Death lies at the end of every life – but how young must it take us? I recently attended a funeral of a fellow godparent. He was half my age, and a keen rugby player and winter sportsman.
He was late for our god daughter’s christening. He sidled in and stood beside me. ‘Just made it,’ he whispered, with a wry smile.
Leaning forward, the vicar tactfully rotated his service sheet. It was upside down. He handed it back, his eyes twinkling, kindly. We gave our best vows.
Within a year, the situation was reversed. I arrived only just ahead of him. Only this time, it was his funeral. If the occasion hadn’t been such an achingly sad one, I know he’d have loved my timing, slipping in before his coffin.
Just 21, the church was full of his school and university friends, his family – and most heart- breaking of all, his younger siblings, who wept, inconsolable, unable to bear the echoing void of his absence.
This time the vicar – the young man’s godfather – did not even try to distract us with doctrine. He acknowledged what he saw. What we all felt. This death was too raw. Suffering was palpable; acceptance far off. He could not pluck comfort from the air – even if the church smelt sweet from lillies, and damp from centuries of worship and rainfall.
After the service, we stood in the wooded churchyard, blinking in the sunshine. The cortege made its way across the newly-mown grass to the freshly dug grave. As I followed, reluctant and apprehensive, I looked around me at the weeping figures, standing under the trees. They were all so young, so beautiful – utterly distraught. This experience was new to most of them. It had an intensity of feeling and a novelty of regret they were unused to – even surprised by.

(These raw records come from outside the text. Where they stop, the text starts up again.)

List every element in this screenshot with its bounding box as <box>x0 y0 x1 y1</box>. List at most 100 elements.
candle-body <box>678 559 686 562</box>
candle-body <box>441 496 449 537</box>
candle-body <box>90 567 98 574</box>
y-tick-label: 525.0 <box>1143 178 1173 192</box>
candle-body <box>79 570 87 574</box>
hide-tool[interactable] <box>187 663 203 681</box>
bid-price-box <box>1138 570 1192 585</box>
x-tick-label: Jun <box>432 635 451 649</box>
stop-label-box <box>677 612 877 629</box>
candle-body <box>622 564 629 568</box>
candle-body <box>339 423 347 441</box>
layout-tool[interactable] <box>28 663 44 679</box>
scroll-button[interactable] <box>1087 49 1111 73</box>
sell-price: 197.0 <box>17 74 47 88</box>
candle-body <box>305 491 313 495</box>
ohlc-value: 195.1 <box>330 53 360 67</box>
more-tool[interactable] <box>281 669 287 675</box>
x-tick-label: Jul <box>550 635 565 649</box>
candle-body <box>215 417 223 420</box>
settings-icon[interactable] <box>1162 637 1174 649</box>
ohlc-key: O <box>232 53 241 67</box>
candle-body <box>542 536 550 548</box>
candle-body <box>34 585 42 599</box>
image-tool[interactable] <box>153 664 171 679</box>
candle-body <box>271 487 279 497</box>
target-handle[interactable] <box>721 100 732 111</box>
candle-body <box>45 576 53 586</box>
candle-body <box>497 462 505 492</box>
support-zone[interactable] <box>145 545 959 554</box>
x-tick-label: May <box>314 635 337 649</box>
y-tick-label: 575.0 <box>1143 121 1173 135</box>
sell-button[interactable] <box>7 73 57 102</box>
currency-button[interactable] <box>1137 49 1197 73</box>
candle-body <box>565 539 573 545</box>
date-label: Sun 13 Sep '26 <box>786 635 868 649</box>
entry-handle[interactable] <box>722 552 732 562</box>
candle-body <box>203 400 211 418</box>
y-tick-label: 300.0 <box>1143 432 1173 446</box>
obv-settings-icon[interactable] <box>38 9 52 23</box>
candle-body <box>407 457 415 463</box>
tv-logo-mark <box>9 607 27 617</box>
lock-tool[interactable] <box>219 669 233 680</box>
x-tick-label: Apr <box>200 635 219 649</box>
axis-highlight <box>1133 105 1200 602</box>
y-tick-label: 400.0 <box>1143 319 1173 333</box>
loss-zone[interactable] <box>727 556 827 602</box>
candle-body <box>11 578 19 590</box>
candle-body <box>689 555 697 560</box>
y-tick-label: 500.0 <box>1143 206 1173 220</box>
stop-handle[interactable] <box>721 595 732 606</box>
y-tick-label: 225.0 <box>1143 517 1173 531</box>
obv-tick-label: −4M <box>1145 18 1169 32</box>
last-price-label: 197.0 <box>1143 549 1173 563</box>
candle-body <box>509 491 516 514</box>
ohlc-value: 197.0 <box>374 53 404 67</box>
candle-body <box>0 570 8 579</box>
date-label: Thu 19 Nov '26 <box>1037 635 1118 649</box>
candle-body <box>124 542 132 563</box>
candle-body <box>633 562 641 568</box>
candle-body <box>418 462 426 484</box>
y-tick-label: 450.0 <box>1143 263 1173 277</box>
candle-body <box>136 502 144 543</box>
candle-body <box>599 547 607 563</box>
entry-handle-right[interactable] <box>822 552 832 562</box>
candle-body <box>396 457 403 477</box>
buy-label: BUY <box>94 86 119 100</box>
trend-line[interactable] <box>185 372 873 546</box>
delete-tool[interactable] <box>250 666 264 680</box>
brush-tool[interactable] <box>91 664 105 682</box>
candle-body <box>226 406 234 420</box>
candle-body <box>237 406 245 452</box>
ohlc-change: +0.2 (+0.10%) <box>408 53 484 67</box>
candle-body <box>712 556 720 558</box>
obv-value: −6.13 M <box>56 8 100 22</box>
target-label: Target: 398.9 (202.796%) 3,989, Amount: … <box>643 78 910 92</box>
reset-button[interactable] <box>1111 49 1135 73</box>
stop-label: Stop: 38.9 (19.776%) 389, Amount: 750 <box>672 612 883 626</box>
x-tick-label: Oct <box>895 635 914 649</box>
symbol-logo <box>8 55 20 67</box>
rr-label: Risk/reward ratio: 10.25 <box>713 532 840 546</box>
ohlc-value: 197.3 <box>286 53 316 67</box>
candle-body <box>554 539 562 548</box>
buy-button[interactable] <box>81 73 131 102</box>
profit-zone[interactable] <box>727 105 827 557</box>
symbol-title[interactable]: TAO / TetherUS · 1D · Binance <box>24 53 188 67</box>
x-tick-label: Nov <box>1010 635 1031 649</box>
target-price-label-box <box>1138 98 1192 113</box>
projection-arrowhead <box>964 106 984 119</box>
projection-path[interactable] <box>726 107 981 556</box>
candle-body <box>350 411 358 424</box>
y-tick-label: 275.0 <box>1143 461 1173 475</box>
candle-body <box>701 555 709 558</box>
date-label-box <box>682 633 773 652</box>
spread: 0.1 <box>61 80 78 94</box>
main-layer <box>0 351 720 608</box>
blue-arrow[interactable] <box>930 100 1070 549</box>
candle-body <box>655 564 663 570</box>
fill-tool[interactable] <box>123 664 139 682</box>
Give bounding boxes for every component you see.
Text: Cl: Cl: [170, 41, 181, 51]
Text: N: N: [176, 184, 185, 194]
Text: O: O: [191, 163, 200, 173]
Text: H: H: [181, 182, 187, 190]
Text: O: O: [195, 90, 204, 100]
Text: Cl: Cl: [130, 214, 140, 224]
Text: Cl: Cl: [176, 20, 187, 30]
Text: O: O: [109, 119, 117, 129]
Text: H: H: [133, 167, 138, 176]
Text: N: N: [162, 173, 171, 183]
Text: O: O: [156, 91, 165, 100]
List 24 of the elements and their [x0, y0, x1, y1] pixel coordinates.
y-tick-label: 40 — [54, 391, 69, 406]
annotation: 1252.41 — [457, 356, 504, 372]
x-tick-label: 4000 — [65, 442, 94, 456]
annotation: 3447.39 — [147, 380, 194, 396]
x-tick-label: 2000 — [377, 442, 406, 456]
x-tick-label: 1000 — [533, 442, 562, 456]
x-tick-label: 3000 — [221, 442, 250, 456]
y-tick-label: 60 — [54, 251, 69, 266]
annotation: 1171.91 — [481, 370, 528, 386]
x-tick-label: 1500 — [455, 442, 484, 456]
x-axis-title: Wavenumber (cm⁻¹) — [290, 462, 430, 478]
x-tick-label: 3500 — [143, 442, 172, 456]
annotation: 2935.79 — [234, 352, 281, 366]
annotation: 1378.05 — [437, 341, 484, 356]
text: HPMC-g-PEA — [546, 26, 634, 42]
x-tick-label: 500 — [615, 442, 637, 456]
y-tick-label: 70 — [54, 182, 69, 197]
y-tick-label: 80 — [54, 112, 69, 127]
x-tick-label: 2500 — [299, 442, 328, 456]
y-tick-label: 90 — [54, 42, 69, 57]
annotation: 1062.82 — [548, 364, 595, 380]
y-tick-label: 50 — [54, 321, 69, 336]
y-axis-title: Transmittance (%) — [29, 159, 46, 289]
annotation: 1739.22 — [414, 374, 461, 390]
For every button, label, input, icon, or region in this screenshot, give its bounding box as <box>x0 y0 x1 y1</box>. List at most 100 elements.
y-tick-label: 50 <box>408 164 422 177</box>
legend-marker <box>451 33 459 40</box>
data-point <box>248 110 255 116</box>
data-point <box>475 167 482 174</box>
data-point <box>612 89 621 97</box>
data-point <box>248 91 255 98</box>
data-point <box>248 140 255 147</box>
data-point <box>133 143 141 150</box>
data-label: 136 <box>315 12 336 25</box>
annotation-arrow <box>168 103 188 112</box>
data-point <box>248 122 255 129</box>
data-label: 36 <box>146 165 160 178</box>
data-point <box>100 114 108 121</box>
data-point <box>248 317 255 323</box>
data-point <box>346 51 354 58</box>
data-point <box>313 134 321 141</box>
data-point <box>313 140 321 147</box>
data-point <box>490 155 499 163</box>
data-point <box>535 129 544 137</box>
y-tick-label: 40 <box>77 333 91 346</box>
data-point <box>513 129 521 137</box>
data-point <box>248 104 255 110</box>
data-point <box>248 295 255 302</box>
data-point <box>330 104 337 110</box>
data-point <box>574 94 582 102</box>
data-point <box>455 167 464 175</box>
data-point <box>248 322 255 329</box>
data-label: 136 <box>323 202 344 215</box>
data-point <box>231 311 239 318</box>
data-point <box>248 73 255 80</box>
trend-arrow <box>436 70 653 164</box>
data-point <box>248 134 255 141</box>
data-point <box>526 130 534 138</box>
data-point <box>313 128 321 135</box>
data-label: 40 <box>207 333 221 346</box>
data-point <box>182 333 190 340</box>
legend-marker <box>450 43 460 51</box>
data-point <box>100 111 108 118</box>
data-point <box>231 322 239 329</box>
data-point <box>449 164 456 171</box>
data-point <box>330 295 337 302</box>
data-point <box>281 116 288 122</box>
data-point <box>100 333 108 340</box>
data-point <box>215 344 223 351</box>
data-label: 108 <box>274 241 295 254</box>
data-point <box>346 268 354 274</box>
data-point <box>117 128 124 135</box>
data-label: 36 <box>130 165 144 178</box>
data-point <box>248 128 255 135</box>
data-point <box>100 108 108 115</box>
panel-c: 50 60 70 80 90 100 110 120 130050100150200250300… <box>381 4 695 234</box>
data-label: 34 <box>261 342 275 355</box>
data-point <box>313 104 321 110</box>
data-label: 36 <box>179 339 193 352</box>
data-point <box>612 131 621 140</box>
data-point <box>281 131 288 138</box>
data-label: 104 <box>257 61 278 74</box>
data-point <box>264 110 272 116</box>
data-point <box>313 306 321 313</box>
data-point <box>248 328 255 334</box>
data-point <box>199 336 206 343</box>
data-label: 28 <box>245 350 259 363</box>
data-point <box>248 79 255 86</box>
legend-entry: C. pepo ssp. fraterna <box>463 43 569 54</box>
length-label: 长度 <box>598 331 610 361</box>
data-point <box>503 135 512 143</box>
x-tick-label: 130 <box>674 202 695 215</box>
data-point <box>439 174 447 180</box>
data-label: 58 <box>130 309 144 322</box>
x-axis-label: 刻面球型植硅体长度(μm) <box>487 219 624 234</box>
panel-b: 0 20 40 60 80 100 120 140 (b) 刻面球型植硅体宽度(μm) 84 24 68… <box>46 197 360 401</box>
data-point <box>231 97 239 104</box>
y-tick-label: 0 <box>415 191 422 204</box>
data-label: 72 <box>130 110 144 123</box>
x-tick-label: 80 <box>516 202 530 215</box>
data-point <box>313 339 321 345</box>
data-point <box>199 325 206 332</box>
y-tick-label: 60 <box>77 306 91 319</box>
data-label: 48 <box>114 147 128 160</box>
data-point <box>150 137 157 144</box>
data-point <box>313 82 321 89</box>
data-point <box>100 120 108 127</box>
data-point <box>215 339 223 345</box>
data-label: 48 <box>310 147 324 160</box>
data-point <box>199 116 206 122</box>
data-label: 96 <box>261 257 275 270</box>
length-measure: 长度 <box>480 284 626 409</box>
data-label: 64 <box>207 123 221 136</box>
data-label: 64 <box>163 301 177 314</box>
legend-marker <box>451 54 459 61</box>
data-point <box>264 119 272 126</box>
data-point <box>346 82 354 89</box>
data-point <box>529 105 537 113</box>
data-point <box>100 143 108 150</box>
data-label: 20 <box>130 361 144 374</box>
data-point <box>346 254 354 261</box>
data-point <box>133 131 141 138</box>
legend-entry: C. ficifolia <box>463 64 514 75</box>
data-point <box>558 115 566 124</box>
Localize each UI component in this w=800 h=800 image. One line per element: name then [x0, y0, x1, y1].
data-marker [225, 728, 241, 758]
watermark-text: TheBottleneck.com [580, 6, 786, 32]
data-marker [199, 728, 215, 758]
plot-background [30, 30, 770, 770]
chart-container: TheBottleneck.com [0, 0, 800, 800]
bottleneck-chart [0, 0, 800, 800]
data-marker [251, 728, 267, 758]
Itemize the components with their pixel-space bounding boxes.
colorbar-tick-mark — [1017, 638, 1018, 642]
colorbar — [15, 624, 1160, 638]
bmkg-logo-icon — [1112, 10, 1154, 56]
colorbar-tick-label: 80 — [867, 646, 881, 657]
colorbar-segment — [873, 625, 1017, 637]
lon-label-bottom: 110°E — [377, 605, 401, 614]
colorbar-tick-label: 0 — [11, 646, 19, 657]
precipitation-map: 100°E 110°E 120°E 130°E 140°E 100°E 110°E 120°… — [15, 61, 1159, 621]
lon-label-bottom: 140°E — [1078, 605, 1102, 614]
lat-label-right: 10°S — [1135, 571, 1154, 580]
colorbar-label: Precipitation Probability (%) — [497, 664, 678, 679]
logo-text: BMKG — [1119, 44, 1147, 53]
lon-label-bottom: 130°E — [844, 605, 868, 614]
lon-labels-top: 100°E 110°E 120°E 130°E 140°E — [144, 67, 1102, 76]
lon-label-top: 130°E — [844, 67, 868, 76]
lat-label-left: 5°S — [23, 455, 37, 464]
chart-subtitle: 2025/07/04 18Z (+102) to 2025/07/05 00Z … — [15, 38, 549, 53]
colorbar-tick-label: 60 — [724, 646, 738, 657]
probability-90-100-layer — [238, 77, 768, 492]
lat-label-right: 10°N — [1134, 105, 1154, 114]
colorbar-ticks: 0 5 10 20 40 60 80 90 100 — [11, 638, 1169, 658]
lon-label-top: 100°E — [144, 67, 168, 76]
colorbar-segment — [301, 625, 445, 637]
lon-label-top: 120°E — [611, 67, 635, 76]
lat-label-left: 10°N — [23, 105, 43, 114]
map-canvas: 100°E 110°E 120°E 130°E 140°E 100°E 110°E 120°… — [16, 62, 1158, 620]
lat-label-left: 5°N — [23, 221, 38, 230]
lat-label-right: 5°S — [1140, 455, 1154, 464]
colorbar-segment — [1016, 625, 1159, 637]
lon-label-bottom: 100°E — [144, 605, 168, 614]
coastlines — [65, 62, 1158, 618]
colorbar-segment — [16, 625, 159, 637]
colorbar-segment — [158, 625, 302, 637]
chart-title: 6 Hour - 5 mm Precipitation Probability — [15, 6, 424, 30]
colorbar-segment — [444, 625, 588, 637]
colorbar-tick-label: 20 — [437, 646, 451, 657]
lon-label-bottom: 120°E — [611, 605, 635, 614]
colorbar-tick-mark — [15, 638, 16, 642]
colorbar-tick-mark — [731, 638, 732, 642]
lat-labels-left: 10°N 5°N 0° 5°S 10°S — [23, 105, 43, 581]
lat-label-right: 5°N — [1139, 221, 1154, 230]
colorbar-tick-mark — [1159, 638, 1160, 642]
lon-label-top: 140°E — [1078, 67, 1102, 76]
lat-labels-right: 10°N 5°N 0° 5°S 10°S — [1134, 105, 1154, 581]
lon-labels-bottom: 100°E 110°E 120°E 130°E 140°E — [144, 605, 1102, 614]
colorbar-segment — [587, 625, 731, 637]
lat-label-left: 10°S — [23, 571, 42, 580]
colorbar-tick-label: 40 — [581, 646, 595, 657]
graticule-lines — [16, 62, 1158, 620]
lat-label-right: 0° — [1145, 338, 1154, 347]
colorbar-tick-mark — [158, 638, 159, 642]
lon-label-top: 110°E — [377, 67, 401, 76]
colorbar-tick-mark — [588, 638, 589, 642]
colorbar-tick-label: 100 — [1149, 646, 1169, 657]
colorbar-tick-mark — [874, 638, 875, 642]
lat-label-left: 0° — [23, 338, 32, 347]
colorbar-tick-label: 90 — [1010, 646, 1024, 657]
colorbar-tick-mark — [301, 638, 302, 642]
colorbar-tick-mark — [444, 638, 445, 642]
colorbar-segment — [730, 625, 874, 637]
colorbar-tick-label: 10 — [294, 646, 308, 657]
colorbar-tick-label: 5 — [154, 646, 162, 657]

Yet this scene, in 1914, must have been repeated up and down the country, both here and on the Continent. On an almost daily basis, the bells and church yards in cities, towns and the tiniest rural hamlets must have been rung, and wrung with grief. Sometimes only a handful of dwellings – but faith tested to the limit, again and again.
Death came daily to the young – and in spades. The only difference from now and 1914 was the privilege of mourners. Most of the young men holding one another close at the funeral I attended would have been absent – fighting for their lives.
Somewhere in the hell of exploding shells, rancid water, mud and the death rattle of machine guns , they may have told themselves it was for King and Country.
But for the lissom girls, tearful and clinging in disbelief, what comfort could there be? Could this generation carry on as their great grandparents had done? Let’s hope they never have to find out.